For Melania, an erstwhile front cover model from Slovenia, the problem was verbal rather than visual. Within minutes of her concluding her paean, it emerged that chunks had been nicked, wholesale and almost verbatim, from Michelle Obama’s speech to the 2008 Democratic convention.
Short of beginning “As a young black woman growing up in Illinois”, Melania couldn’t have been more helpful to any hacks who believe, gawd love’ em, that nailing the campaign for outrageous plagiarism means diddly in TrumpWorld.
Did I mention that, in this context, nothing matters? Ordinarily, this being a far right anti-immigration campaign, Melania’s status as immigrant daughter of a Yugoslav Communist party member would be a gift to paranoia-stokers, who would smear her as a Commie Trojan Horse. Not here. Where have you gone, Joe Mc’Carthyo, a nation turns its lonely eyes to you.
And in ordinary circles, the fact that her dad, Viktor, is not only just five years older than her husband, but a ringer for him facially and tonsorially (check him out online; in some snaps, his barnet makes That Thing On Trump’s Head look normal), would spook the electorate.
These – and yeah, yeah, like this needs saying – are not ordinary times. With the planet riven by a colossal nervous breakdown, the tangerine lunatic is closer than ever to taking over the asylum. This may, in both senses, be the cheapest presidential campaign ever witnessed. In what we used to know as the real world, it wouldn’t be worth Trump-Pence ha’penny. Yet a few months before election day, with the candidates tied nationally and within the margin of error in all swing states, the momentum is with Trump.
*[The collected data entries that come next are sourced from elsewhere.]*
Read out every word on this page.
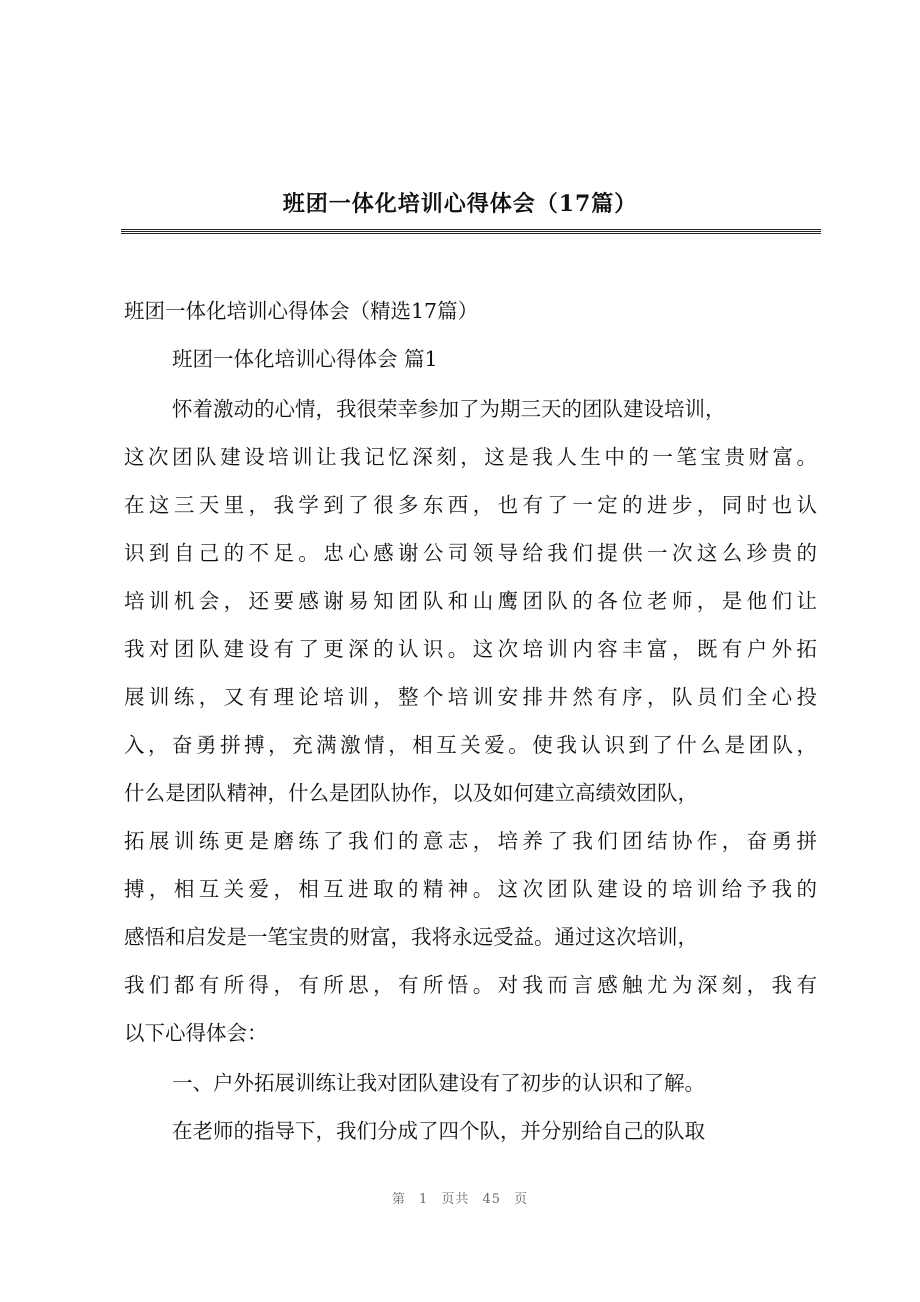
班团一体化培训心得体会（17篇）
班团一体化培训心得体会（精选17篇）
班团一体化培训心得体会 篇1
怀着激动的心情，我很荣幸参加了为期三天的团队建设培训，
这次团队建设培训让我记忆深刻，这是我人生中的一笔宝贵财富。
在这三天里，我学到了很多东西，也有了一定的进步，同时也认
识到自己的不足。忠心感谢公司领导给我们提供一次这么珍贵的
培训机会，还要感谢易知团队和山鹰团队的各位老师，是他们让
我对团队建设有了更深的认识。这次培训内容丰富，既有户外拓
展训练，又有理论培训，整个培训安排井然有序，队员们全心投
入，奋勇拼搏，充满激情，相互关爱。使我认识到了什么是团队，
什么是团队精神，什么是团队协作，以及如何建立高绩效团队，
拓展训练更是磨练了我们的意志，培养了我们团结协作，奋勇拼
搏，相互关爱，相互进取的精神。这次团队建设的培训给予我的
感悟和启发是一笔宝贵的财富，我将永远受益。通过这次培训，
我们都有所得，有所思，有所悟。对我而言感触尤为深刻，我有
以下心得体会：
一、户外拓展训练让我对团队建设有了初步的认识和了解。
在老师的指导下，我们分成了四个队，并分别给自己的队取
第 1 页共 45 页
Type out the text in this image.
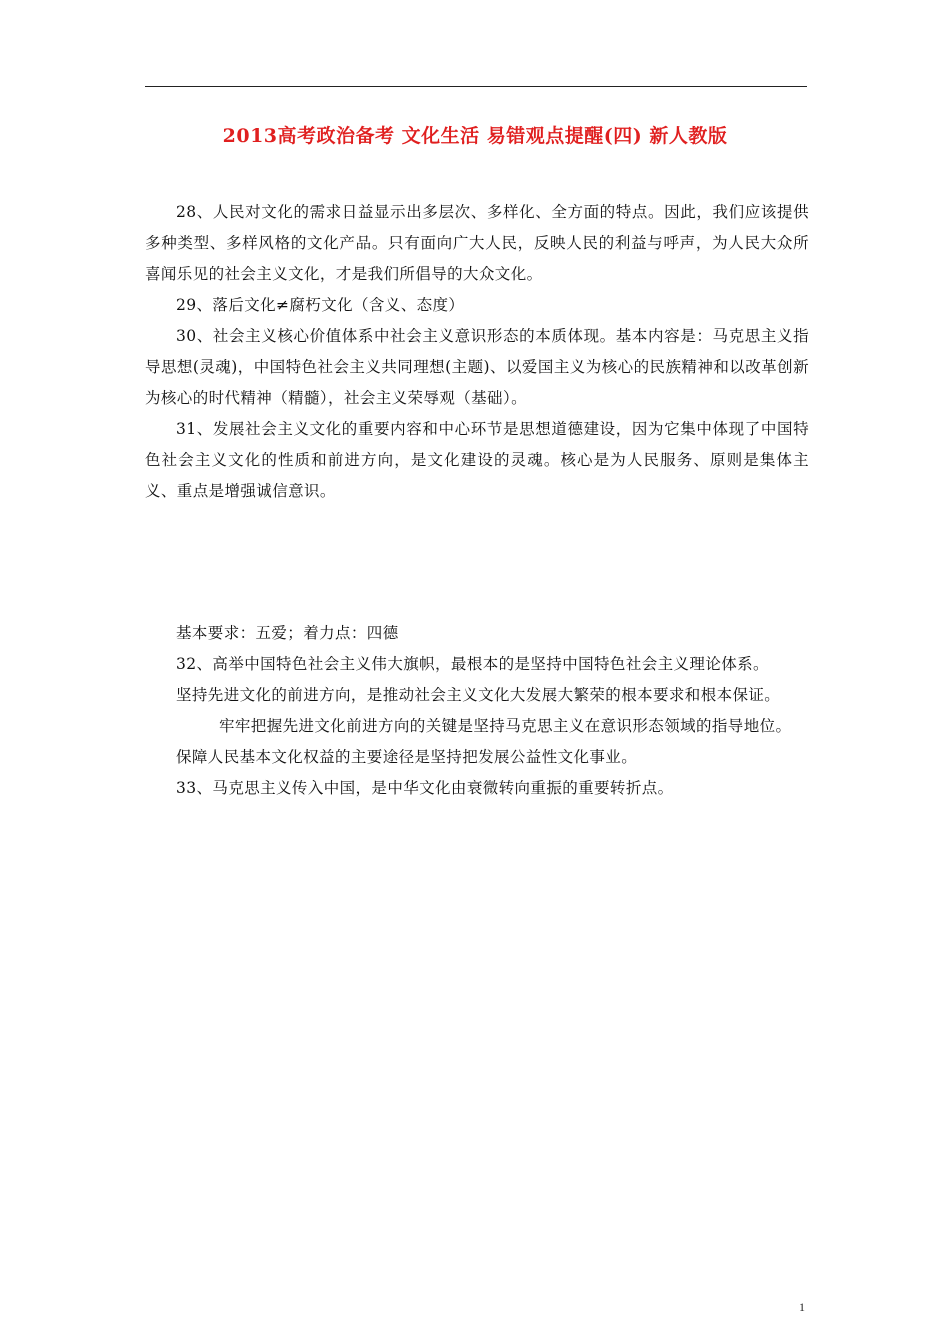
2013高考政治备考 文化生活 易错观点提醒(四) 新人教版

28、人民对文化的需求日益显示出多层次、多样化、全方面的特点。因此，我们应该提供多种类型、多样风格的文化产品。只有面向广大人民，反映人民的利益与呼声，为人民大众所喜闻乐见的社会主义文化，才是我们所倡导的大众文化。

29、落后文化≠腐朽文化（含义、态度）

30、社会主义核心价值体系中社会主义意识形态的本质体现。基本内容是：马克思主义指导思想(灵魂)，中国特色社会主义共同理想(主题)、以爱国主义为核心的民族精神和以改革创新为核心的时代精神（精髓），社会主义荣辱观（基础）。

31、发展社会主义文化的重要内容和中心环节是思想道德建设，因为它集中体现了中国特色社会主义文化的性质和前进方向，是文化建设的灵魂。核心是为人民服务、原则是集体主义、重点是增强诚信意识。

基本要求：五爱；着力点：四德

32、高举中国特色社会主义伟大旗帜，最根本的是坚持中国特色社会主义理论体系。

坚持先进文化的前进方向，是推动社会主义文化大发展大繁荣的根本要求和根本保证。

牢牢把握先进文化前进方向的关键是坚持马克思主义在意识形态领域的指导地位。

保障人民基本文化权益的主要途径是坚持把发展公益性文化事业。

33、马克思主义传入中国，是中华文化由衰微转向重振的重要转折点。

1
If Brexit felt like a transatlantic omen about the irresistible power of anti-establishment rage, Friday’s atrocity in Nice cemented the gnawing suspicion that a too-close-to-call national security/Islamophobic US election will only break one way.
But hey, nothing matters very much, and few things matter at all. So keep repeating dear old Balfour’s mantra as the TrumpWorld Express hurtles towards Pennsylvania Avenue. Eventually, who knows, you might just hypnotise yourself into believing it.